Hessen lässt Senioren-Ticket prüfen

Flatrate-Tickets machen das Bus- und Bahnfahren unkompliziert

Ältere Hessinnen und Hessen sollen künftig für 365 Euro im Jahr landesweit Bus und Bahn fahren können. Einen entsprechenden Prüfauftrag werden die Vertreter der Landesregierung heute in der Aufsichtsratssitzung des Rhein-Main-Verkehrsverbunds (RMV) anstoßen. „Was wir mit dem Schülerticket angefangen haben, wollen wir mit dem Seniorenticket fortsetzen: Zu einem attraktiven Preis wollen wir älteren Bürgerinnen und Bürgern nachhaltige, komfortable und günstige Mobilität auch ohne Auto ermöglichen“, sagten Wirtschafts- und Verkehrsminister Tarek Al-Wazir und Finanzminister Dr.

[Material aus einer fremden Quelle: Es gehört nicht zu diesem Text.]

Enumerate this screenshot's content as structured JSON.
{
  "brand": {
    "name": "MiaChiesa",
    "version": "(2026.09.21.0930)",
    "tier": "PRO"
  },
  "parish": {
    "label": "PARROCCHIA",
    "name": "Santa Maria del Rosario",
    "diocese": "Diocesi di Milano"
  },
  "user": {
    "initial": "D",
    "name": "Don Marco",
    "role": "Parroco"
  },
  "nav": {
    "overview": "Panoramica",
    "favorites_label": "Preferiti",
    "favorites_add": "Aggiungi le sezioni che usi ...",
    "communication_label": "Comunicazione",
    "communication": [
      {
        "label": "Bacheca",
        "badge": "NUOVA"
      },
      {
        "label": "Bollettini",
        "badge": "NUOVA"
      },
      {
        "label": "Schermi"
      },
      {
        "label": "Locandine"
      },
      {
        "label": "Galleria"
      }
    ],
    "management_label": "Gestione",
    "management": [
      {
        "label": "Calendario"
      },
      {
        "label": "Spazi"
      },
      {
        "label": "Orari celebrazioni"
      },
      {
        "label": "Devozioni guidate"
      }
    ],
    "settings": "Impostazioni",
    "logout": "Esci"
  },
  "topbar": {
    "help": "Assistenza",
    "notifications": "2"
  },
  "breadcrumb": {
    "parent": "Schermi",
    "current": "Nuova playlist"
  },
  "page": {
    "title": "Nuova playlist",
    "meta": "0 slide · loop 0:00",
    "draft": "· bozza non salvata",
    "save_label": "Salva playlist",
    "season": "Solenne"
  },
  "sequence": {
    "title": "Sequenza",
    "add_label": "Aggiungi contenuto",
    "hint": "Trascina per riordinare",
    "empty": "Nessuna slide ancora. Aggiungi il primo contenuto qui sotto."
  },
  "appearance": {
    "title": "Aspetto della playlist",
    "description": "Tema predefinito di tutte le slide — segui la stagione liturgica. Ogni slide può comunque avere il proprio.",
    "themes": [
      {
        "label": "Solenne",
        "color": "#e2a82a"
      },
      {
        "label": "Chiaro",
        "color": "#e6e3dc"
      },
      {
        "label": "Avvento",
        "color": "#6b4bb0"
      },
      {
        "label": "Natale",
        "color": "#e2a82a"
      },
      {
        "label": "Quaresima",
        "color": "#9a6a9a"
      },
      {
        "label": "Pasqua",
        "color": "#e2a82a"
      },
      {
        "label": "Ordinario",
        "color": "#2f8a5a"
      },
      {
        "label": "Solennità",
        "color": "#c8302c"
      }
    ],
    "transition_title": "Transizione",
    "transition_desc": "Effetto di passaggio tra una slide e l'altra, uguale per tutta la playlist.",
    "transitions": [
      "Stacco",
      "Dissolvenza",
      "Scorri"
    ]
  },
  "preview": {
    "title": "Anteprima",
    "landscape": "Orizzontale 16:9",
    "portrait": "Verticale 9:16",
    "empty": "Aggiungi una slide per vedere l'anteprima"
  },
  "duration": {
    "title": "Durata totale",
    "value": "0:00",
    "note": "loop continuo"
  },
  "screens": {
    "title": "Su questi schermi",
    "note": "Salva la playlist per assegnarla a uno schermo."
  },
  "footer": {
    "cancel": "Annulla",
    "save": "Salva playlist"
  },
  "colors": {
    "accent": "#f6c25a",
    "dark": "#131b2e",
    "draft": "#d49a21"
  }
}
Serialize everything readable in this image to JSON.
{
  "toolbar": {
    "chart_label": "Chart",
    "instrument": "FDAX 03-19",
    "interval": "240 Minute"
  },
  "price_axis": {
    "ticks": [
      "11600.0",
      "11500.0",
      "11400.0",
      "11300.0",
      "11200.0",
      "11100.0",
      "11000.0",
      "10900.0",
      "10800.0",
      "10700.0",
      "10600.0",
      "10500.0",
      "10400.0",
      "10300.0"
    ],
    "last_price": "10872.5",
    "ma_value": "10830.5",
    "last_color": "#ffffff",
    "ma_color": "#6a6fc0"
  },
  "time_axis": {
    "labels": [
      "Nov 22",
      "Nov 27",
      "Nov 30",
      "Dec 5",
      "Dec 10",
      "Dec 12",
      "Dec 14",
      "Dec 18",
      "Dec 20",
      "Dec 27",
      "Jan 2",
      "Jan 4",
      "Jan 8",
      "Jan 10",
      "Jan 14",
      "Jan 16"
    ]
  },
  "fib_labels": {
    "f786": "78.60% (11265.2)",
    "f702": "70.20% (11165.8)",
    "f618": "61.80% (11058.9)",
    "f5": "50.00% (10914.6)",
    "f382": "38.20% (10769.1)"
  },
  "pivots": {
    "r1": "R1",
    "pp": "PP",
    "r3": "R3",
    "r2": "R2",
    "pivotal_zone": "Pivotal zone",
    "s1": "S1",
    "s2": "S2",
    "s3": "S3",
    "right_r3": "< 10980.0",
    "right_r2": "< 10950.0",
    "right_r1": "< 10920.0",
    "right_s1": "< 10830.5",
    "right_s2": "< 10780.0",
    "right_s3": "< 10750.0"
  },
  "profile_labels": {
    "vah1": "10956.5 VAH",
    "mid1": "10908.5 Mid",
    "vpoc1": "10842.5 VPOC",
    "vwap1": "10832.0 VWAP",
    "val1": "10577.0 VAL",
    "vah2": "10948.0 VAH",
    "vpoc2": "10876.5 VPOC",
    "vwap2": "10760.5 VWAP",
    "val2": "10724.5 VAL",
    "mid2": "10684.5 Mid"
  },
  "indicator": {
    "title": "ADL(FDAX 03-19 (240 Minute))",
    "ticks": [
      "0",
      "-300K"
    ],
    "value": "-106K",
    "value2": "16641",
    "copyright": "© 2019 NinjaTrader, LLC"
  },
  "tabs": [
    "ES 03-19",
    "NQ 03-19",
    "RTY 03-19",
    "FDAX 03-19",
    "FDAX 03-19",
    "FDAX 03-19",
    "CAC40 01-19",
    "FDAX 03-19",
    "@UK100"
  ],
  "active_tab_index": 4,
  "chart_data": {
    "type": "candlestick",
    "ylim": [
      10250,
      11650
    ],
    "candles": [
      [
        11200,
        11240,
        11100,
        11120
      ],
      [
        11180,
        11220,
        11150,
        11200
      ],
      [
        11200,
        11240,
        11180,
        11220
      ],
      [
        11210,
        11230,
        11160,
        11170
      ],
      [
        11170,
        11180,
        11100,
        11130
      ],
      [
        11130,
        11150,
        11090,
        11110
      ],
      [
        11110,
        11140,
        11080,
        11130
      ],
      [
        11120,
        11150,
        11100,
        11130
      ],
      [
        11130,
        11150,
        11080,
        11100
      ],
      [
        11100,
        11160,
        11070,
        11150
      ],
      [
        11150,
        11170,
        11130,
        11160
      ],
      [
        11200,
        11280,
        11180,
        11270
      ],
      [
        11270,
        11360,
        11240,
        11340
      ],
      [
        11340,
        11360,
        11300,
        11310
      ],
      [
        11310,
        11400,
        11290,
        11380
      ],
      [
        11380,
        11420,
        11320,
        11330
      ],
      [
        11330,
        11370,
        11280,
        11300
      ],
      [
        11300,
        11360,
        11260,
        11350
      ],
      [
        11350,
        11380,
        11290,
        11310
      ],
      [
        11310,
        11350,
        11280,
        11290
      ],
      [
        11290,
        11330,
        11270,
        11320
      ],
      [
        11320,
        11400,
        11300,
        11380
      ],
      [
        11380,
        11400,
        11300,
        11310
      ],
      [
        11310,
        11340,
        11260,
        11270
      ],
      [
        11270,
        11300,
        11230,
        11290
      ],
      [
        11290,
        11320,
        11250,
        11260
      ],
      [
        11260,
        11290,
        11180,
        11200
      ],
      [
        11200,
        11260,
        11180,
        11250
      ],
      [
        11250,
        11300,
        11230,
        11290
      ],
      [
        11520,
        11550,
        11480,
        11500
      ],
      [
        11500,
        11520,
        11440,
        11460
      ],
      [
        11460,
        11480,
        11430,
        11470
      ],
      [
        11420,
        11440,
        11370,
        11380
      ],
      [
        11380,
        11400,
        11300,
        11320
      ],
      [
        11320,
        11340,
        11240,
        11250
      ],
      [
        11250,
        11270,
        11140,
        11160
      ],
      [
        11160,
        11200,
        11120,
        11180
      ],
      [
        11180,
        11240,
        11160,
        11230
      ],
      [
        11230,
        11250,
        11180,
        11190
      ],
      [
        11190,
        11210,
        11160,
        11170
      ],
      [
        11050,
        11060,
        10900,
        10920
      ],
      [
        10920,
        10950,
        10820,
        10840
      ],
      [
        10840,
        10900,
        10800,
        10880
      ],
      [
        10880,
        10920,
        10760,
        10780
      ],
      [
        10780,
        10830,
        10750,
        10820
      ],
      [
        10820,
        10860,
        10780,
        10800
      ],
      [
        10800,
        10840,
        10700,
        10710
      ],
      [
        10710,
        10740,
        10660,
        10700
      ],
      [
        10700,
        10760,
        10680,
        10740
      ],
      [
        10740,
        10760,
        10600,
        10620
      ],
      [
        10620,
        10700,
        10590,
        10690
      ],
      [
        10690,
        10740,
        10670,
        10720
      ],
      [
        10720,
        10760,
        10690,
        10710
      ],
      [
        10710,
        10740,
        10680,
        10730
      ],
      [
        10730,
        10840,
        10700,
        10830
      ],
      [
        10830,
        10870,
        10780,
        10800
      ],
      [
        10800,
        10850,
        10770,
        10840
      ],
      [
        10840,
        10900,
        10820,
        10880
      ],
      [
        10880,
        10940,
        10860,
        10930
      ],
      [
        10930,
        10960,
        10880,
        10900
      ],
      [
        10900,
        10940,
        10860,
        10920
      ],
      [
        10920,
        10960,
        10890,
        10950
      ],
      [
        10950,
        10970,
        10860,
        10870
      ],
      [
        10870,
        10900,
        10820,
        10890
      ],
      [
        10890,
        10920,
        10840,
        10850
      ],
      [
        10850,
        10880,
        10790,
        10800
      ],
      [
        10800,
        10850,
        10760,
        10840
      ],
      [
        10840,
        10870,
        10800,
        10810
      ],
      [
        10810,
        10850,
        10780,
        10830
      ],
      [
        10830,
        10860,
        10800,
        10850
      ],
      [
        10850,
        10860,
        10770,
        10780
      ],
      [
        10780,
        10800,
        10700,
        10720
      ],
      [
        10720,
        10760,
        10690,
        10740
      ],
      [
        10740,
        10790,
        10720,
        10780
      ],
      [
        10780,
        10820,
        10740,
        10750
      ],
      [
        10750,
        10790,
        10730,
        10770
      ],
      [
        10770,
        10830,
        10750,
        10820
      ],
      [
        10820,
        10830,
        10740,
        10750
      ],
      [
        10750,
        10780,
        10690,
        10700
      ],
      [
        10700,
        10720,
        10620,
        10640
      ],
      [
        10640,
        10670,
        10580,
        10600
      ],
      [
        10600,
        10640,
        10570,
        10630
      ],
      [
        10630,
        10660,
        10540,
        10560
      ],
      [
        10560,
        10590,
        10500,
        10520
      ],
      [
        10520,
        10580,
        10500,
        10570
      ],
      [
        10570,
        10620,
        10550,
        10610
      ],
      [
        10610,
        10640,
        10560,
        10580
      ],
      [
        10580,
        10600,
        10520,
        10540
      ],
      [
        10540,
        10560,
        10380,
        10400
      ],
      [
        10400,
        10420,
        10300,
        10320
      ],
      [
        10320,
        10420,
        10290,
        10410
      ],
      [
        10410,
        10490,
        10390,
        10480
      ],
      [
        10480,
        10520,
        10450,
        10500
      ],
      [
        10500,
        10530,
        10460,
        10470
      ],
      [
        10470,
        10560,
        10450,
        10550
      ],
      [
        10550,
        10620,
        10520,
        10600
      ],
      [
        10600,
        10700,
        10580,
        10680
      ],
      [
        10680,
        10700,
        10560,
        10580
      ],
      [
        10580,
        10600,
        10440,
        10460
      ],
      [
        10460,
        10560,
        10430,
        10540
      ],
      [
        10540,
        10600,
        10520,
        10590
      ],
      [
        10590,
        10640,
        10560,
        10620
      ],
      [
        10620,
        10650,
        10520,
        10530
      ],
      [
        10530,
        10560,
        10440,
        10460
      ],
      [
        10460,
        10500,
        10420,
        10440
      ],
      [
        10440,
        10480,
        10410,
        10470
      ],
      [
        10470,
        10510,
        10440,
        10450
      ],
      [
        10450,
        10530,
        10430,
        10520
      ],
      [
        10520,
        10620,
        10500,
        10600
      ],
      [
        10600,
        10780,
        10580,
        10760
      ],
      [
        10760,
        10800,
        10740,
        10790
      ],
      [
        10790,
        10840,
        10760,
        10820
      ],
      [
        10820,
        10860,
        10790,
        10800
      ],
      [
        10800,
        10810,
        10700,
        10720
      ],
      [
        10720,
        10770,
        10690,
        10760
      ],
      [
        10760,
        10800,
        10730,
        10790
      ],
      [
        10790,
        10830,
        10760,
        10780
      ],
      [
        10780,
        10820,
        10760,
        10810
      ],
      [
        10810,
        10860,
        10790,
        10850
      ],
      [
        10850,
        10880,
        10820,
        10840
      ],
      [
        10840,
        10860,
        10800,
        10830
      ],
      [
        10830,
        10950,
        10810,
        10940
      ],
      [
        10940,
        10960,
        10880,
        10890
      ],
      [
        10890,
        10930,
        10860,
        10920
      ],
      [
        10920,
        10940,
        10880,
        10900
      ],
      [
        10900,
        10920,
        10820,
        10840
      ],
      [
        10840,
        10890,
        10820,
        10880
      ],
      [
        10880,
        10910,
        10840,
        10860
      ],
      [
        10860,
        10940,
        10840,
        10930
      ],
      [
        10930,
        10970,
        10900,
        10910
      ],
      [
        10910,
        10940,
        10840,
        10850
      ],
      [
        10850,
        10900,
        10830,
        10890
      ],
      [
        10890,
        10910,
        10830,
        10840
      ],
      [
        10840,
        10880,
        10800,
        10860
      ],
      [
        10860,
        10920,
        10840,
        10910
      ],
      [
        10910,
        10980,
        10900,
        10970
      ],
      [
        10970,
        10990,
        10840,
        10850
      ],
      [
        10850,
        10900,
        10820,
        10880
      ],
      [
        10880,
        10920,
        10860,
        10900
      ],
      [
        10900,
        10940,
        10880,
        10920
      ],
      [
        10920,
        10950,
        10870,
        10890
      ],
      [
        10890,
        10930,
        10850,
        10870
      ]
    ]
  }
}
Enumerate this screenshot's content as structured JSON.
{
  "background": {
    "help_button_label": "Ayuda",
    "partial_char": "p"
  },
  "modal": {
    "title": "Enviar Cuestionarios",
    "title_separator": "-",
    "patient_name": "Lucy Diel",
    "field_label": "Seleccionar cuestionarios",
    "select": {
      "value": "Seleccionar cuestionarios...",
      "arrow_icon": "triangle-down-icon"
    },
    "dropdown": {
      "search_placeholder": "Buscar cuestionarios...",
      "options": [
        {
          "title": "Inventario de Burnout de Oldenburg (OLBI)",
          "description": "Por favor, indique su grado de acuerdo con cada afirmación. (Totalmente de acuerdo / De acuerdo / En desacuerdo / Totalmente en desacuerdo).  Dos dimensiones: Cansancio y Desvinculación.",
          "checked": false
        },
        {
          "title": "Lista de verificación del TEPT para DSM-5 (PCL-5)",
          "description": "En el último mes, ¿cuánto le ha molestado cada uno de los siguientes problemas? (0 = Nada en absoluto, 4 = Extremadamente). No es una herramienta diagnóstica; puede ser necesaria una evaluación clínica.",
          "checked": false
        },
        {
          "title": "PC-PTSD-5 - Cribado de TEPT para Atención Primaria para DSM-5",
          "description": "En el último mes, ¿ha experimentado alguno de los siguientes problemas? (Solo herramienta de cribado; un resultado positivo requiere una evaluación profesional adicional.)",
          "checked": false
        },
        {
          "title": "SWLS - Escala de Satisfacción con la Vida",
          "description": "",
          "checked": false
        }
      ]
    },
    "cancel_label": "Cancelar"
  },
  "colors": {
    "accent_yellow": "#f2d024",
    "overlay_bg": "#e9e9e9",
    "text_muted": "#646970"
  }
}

Thomas Schäfer am Dienstag in Wiesbaden. „Wir gehen davon aus, dass ein solches Angebot im Laufe des nächsten Jahres, spätestens zum 01.01.2020 geschaffen werden kann.“

Das Seniorenticket soll sich sehr eng am Konzept des Schülertickets orientieren. „1 Land, 1 Ticket, 1 Euro am Tag: Dieses Erfolgsrezept des Schülertickets wollen wir auch auf das Seniorenticket übertragen“, so Al-Wazir. Wichtige Ausnahme: Anders als das ganztägig gültige Schülerticket soll das Seniorenticket werktags erst ab 9 Uhr morgens zur Fahrt berechtigen, um die öffentlichen Verkehrsmittel während der morgendlichen Stoßzeit nicht noch mehr zu belasten. Spezielle Angebote für Seniorinnen und Senioren bieten die drei Verkehrsverbünde RMV, NVV und VRN in Hessen bereits an, jedoch ohne landesweite Geltung und meist zu einem höherem Preis.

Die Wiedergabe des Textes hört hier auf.